For Prime Day July 11-12, Amazon is offering this super cute Echo Dot device in the shape of an owl. There’s also a dragon, and the price is awesome. So is this a good opportunity to introduce Alexa into your classroom?
Using Alexa in the classroom
Think of all the things Alexa can do in your classroom!
- Control the lights and plugged-in appliances.
- Set timers and alarms.
- Set up reminders for classroom routines.
- Randomly set partners.
- Provide translations.
- Read stories.
- Play music.
- Play educational games like The Queen’s Mathematician.
- Check facts.
- Give the weather report, including the current temperature in Celsius or Fahrenheit.
- Check spellings.
- Define words.
- Answer questions.
- Drop in on other classrooms.
That’s just a start. Alexa is certainly useful in a classroom.
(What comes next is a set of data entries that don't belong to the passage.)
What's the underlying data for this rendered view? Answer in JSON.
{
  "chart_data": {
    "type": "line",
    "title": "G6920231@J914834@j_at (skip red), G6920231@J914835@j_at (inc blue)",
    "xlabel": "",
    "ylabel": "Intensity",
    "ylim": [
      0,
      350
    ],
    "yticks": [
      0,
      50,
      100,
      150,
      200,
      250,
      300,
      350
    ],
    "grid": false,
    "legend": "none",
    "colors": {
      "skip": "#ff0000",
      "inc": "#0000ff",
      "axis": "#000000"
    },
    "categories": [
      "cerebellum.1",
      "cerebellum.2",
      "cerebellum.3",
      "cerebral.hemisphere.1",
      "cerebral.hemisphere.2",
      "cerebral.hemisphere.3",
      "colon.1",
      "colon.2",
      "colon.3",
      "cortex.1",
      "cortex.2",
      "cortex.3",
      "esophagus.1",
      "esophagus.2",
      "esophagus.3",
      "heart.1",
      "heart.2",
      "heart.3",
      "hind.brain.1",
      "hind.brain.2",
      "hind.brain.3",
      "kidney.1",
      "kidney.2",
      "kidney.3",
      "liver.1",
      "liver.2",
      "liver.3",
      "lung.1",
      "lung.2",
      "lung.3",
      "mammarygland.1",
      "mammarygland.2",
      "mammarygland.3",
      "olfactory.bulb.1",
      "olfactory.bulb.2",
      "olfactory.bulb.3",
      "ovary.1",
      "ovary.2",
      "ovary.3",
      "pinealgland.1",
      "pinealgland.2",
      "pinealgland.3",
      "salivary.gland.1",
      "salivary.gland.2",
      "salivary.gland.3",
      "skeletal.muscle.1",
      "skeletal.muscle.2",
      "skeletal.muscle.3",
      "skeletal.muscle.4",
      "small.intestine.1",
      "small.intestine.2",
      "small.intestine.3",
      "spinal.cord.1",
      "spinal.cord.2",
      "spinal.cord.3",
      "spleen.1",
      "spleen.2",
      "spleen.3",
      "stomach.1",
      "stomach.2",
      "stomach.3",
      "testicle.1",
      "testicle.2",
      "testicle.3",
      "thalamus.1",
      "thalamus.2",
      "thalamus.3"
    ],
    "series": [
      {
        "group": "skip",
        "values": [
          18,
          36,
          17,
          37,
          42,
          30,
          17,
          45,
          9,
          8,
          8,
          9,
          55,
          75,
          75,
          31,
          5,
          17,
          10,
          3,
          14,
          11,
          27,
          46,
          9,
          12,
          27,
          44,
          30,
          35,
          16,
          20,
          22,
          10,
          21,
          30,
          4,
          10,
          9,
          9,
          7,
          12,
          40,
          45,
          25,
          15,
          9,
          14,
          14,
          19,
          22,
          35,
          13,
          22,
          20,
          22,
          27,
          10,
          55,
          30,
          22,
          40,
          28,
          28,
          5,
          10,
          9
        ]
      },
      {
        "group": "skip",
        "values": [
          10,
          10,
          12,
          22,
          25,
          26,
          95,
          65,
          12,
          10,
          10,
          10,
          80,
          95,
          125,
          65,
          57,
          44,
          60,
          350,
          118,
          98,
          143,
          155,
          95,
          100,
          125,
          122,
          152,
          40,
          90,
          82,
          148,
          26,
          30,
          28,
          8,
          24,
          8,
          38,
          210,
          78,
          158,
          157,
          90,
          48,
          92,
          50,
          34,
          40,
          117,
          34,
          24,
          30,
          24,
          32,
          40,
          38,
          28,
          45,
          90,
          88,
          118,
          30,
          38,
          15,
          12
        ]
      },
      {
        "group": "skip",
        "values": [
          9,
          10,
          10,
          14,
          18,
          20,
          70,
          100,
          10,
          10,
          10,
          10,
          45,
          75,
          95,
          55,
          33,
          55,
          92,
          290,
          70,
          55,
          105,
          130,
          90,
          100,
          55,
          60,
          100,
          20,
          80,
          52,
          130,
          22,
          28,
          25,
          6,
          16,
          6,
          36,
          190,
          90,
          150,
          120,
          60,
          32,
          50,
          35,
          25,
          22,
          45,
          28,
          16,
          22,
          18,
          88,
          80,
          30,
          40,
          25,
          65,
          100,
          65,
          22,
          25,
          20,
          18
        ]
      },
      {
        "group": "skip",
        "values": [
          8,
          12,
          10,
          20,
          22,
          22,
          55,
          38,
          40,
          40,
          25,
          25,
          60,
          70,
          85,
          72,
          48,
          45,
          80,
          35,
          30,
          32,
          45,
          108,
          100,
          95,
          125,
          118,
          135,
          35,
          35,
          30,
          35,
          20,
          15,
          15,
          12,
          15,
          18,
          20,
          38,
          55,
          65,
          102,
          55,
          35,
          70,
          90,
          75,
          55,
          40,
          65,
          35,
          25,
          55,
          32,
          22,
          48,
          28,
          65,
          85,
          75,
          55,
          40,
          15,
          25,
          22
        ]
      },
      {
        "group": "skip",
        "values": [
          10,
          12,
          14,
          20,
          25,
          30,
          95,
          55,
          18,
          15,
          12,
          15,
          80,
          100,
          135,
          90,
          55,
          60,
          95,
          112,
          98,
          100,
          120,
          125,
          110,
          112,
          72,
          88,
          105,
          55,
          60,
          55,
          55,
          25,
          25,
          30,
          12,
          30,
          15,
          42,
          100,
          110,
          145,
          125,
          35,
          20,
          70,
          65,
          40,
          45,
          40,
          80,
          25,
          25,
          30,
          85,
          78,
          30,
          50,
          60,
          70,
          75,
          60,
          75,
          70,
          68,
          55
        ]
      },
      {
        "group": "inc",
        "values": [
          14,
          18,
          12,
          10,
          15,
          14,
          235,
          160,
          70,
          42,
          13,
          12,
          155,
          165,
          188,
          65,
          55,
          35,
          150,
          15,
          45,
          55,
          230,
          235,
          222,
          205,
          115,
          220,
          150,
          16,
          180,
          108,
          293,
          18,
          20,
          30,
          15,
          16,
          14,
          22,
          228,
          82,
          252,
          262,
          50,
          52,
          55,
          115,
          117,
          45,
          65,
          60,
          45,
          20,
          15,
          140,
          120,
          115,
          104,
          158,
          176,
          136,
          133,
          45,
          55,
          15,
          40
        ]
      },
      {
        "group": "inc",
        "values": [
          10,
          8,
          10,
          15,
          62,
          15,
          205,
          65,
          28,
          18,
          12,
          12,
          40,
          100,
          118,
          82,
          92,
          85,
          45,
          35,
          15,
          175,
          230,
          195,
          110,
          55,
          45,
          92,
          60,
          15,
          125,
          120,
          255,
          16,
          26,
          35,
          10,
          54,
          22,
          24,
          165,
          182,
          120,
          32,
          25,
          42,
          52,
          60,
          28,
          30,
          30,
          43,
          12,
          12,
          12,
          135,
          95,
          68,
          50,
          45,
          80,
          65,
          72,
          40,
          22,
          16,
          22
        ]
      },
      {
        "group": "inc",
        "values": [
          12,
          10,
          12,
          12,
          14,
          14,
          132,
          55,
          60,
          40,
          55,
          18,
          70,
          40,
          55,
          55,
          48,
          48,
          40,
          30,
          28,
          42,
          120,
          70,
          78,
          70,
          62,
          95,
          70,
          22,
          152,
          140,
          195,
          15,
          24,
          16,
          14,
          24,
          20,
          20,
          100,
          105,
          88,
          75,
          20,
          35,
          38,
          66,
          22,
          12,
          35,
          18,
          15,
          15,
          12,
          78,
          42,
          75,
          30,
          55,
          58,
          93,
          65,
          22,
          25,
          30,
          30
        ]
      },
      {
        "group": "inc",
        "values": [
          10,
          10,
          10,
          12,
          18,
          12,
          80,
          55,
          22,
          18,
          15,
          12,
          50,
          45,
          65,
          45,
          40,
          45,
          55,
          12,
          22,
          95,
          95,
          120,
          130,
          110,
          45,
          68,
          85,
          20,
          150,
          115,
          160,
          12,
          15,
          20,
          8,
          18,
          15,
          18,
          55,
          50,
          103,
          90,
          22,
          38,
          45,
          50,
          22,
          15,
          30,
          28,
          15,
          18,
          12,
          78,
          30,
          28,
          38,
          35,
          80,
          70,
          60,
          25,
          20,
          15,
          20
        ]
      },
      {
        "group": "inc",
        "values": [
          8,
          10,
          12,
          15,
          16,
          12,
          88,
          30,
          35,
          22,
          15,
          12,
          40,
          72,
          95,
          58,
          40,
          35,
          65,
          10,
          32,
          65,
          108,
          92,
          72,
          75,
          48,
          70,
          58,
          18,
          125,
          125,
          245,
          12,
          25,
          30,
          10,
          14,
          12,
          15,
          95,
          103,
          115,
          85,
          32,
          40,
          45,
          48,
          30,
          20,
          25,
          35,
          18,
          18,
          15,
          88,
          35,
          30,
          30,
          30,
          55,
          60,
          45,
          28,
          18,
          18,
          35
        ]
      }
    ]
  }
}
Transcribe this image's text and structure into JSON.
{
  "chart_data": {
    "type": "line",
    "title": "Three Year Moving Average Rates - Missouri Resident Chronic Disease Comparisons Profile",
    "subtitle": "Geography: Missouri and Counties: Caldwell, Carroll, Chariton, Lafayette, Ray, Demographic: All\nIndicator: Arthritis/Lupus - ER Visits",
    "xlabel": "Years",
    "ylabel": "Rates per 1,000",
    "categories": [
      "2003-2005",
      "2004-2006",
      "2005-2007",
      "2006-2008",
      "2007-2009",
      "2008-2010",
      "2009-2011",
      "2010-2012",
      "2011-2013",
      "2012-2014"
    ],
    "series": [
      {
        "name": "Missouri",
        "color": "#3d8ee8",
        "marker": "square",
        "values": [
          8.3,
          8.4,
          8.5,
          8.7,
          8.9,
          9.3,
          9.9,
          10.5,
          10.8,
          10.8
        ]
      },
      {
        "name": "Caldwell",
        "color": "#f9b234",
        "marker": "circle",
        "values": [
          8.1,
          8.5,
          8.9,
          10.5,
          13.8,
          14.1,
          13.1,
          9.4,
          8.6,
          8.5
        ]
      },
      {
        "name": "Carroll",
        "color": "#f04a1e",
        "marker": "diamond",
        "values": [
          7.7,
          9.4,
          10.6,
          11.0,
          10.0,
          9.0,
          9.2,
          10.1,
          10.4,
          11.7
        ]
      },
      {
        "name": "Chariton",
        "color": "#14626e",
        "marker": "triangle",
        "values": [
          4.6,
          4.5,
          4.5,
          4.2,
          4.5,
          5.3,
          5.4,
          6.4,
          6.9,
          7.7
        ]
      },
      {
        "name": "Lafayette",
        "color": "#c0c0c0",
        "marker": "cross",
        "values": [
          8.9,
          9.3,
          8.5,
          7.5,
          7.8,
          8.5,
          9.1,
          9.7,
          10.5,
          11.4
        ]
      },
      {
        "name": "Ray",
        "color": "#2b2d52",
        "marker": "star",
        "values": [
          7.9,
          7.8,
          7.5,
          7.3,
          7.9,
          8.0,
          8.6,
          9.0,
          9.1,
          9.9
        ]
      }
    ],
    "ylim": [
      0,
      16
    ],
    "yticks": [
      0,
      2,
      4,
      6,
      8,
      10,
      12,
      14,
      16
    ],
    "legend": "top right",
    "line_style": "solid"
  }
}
Amazon has paid millions on a settlement of a lawsuit over children’s privacy. The Children’s Online Privacy Protection Act of 1998 is the law Amazon violated by keeping recordings of children’s voices and using them to improve the product.
Children’s language and voices are different from those of adults and teens. In order to get better at understanding and communicating with kids, Alexa needs to practice with kids’ language. There’s nothing creepy about that.
But Amazon allegedly continued to use transcripts of children whose parents had asked for their data to be deleted. Amazon was also accused of allowing workers to see video collected by their Ring application. Amazon spokeswoman Parmita Choudhury said in a statement, “Our devices and services are built to protect customers’ privacy, and to provide customers with control over their experience. While we disagree with the FTC’s claims regarding both Alexa and Ring, and deny violating the law, these settlements put these matters behind us.”
The FTC’s response was clear: “Claims from businesses that data must be indefinitely retained to improve algorithms do not override legal bans on indefinite retention of data.”
Another lawsuit charged that, while Alexa only listens and records conversations when activated by a “wake word” such as “Alexa,” “echo,” or “computer,” Alexa can easily misinterpret or mishear words. Most Alexa users have probably experienced this at home. In such cases, Alexa can record conversations.
And while Amazon says that Alexa’s recordings are primarily used to help the device respond appropriately to commands and requests, some recordings and transcripts ae used for training and development.
So on the one hand, Alexa is useful in the classroom but on the other hand, there is some concern that the device might violate kids’ privacy.
If you choose to use Alexa in the classroom, you can go to your Alexa privacy settings after class and delete all the recordings. This is a quick and easy task you can take up as a habit. Amazon does warn that doing this will interfere with Alexa’s machine learning and may “degrade your experience.” However, it will solve most privacy concerns.
You might also alert parents that you use Alexa in your classroom and ask for permission to do so.
Choose the kids’ version of Echo Dot and use the parental controls. You can de-activate voice purchases, filter music, and otherwise restrict content.